Pg
Pg is a socket-level interface to the PostgreSQL object-relational Database. Pg implements the client part of the frontend/backend protocol, so does not require interfacing with the libpq library. SQL types are converted to the equivalent Common Lisp types where possible. Supports large objects (BLOBs).


Postmodern is a newer and much-much cleaner library. Its cl-postgres asdf system implements the same functionality as Pg -- Attila Lendvai

The only non portable code is the use of SOCKET-CONNECT. Versions are provided for CMU Common Lisp (CMUCL), SBCL, OpenMCL, CLISP, LispWorks and Allegro Common Lisp (ACL). Corman CL doesn't support binary I/O on socket streams, so it doesn't work there.
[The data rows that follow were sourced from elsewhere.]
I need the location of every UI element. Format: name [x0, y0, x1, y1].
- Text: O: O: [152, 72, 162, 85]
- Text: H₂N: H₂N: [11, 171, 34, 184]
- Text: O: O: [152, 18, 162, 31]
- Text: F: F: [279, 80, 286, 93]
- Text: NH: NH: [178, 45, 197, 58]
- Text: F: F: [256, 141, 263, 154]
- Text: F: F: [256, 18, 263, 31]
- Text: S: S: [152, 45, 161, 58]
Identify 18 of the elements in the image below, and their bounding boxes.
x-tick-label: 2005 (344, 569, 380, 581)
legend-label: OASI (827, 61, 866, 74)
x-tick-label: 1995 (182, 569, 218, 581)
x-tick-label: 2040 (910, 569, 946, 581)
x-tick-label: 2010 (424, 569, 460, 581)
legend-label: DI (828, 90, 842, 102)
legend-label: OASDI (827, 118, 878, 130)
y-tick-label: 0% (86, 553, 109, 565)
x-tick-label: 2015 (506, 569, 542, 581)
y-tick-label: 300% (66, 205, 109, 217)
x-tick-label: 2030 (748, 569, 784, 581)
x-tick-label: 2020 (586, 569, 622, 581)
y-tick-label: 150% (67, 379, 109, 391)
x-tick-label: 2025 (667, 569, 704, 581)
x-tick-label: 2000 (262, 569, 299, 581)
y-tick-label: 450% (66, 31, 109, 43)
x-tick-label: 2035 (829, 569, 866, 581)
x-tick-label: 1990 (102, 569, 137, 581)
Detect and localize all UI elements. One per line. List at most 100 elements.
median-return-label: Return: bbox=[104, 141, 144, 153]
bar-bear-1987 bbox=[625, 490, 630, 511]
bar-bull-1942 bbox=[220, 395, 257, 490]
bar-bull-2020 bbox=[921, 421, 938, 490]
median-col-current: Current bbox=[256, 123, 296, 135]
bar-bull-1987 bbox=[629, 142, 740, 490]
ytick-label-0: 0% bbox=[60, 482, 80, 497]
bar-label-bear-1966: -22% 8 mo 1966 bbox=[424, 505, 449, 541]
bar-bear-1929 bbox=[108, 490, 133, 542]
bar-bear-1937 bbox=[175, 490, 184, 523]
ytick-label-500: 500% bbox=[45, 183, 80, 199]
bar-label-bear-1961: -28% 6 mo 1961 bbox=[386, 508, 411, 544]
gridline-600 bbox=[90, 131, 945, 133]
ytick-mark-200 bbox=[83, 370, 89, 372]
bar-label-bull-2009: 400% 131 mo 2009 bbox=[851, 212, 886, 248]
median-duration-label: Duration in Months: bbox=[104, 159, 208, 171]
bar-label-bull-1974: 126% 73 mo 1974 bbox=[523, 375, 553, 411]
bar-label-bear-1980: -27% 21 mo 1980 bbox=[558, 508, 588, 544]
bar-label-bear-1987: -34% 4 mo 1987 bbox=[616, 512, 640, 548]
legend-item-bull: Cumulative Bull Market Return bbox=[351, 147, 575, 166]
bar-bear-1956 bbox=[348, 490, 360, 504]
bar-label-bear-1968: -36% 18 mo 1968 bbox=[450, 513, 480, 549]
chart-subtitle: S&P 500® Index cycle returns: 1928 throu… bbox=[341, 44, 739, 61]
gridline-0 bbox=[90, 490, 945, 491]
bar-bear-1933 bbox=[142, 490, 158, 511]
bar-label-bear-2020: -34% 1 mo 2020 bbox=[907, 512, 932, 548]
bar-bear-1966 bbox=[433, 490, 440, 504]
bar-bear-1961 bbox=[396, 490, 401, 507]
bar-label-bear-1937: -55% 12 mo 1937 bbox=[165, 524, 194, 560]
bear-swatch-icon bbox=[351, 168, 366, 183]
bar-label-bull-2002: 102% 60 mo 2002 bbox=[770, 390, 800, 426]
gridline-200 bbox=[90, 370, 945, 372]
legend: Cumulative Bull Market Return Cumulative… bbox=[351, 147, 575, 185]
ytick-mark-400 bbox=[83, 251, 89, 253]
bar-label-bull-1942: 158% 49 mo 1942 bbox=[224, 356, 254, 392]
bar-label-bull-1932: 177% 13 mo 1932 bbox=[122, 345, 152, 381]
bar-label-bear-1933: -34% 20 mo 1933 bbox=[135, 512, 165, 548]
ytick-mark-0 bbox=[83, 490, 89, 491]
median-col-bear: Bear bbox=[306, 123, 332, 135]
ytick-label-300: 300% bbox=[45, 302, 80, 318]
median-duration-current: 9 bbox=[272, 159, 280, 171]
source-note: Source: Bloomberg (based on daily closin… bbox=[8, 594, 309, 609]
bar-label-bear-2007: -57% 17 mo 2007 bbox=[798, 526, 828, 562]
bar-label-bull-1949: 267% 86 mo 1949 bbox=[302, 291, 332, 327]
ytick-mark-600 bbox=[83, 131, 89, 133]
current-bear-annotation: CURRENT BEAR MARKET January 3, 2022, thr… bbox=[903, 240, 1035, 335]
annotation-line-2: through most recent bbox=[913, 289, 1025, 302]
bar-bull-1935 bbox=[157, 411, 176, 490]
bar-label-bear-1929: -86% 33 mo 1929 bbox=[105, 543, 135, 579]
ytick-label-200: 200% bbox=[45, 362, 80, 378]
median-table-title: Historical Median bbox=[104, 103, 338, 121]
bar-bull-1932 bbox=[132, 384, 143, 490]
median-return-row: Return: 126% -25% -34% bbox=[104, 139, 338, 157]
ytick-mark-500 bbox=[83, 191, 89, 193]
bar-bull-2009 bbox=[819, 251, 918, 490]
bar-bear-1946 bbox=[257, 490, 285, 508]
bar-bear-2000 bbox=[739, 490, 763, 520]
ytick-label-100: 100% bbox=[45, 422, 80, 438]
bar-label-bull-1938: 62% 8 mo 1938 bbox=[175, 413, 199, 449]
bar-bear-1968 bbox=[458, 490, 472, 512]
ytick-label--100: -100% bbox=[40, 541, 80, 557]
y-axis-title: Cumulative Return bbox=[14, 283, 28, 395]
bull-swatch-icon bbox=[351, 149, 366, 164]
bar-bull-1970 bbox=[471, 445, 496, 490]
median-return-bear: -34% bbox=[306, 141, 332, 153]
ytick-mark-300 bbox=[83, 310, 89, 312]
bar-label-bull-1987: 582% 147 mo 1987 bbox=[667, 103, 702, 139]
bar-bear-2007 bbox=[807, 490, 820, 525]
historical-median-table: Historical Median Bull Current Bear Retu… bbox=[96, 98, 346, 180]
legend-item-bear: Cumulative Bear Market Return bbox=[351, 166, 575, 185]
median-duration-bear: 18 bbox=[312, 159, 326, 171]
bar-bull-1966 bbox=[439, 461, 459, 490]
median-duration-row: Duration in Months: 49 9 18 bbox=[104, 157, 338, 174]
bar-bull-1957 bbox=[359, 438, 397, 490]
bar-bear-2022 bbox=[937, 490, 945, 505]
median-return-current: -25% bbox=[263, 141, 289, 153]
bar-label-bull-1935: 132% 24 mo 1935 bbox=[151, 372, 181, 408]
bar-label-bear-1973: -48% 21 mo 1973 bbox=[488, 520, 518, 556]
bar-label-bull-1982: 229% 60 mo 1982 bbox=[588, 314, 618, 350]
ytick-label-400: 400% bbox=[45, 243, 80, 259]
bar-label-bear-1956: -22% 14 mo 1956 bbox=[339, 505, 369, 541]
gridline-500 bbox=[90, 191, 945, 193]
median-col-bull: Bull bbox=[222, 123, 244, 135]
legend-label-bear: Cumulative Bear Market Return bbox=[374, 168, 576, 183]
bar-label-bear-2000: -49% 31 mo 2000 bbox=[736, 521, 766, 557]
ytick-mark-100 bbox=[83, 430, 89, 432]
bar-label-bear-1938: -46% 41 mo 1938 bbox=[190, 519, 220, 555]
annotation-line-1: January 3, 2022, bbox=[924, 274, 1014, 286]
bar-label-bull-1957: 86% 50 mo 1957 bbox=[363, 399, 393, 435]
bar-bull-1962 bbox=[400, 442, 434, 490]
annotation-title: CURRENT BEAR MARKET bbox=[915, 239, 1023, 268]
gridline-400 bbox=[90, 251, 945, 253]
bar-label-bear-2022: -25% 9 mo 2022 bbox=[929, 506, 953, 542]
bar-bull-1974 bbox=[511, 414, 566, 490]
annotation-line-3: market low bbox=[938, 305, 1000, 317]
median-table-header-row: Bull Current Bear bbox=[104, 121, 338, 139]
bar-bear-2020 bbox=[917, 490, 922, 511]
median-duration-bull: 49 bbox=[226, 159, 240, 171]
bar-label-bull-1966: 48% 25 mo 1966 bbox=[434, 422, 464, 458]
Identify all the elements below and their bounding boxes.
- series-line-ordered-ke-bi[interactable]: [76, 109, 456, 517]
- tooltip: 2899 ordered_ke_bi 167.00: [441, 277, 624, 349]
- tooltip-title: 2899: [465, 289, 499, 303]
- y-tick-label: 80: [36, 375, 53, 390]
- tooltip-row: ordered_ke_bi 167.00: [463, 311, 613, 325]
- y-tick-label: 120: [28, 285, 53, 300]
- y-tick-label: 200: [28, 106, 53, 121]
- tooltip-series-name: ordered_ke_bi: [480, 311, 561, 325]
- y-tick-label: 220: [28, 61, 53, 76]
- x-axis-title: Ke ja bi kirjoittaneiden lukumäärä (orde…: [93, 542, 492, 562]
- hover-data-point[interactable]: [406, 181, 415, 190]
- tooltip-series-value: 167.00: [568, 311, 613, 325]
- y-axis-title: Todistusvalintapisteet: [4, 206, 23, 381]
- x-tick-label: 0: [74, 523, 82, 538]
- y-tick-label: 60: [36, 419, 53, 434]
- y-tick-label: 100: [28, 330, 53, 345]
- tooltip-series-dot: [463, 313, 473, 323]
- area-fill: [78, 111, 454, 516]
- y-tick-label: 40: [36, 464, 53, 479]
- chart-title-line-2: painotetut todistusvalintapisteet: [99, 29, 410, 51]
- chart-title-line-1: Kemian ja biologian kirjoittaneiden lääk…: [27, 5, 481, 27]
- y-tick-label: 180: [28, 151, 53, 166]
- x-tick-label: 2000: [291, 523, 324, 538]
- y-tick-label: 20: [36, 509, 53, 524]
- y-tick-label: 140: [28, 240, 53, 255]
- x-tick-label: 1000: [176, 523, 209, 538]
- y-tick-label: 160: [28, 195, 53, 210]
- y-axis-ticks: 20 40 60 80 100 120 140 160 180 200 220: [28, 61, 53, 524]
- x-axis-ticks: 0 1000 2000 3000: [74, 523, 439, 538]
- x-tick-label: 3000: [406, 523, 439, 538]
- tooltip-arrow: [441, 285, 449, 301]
Pg is available under the GNU LGPL licence from www.chez.com/emarsden/downloads. There are also Emacs Lisp and scsh versions of the library.

This is a snapshot of the CVS repository at common-lisp.net/project/pg and it is not GPG signed.

Here is the last released version, but it's quite old:

http://www.chez.com/emarsden/downloads/pg-dot-lisp-0.19.tar.gz

Sample code:

(with-pg-connection (conn "testdb" "login" :host "dbhost" :password "secret")
   (with-pg-transaction conn
      (when (member "test_date" (pg-tables conn) :test #'string=)
         (pg-exec conn "DROP TABLE test_date"))
      (pg-exec conn "CREATE TABLE test_date(a timestamp, b abstime, c time, d date)")
      (pg-exec conn "INSERT INTO test_date VALUES "
                    "(current_timestamp, 'now', 'now', 'now')")))


Stargreen Box Office uses Pg for its database glue layer; it's respectably fast, simple enough to see what it's doing, and impervious to PostgreSQL shared library versioning issues (because it doesn't use them). I'm very happy with it -- Daniel Barlow
You must set unix_socket_directory in your postgresql.conf to /var/run/postgresql
pg doesn't use the default path for the unix domain socket. See Socket Path.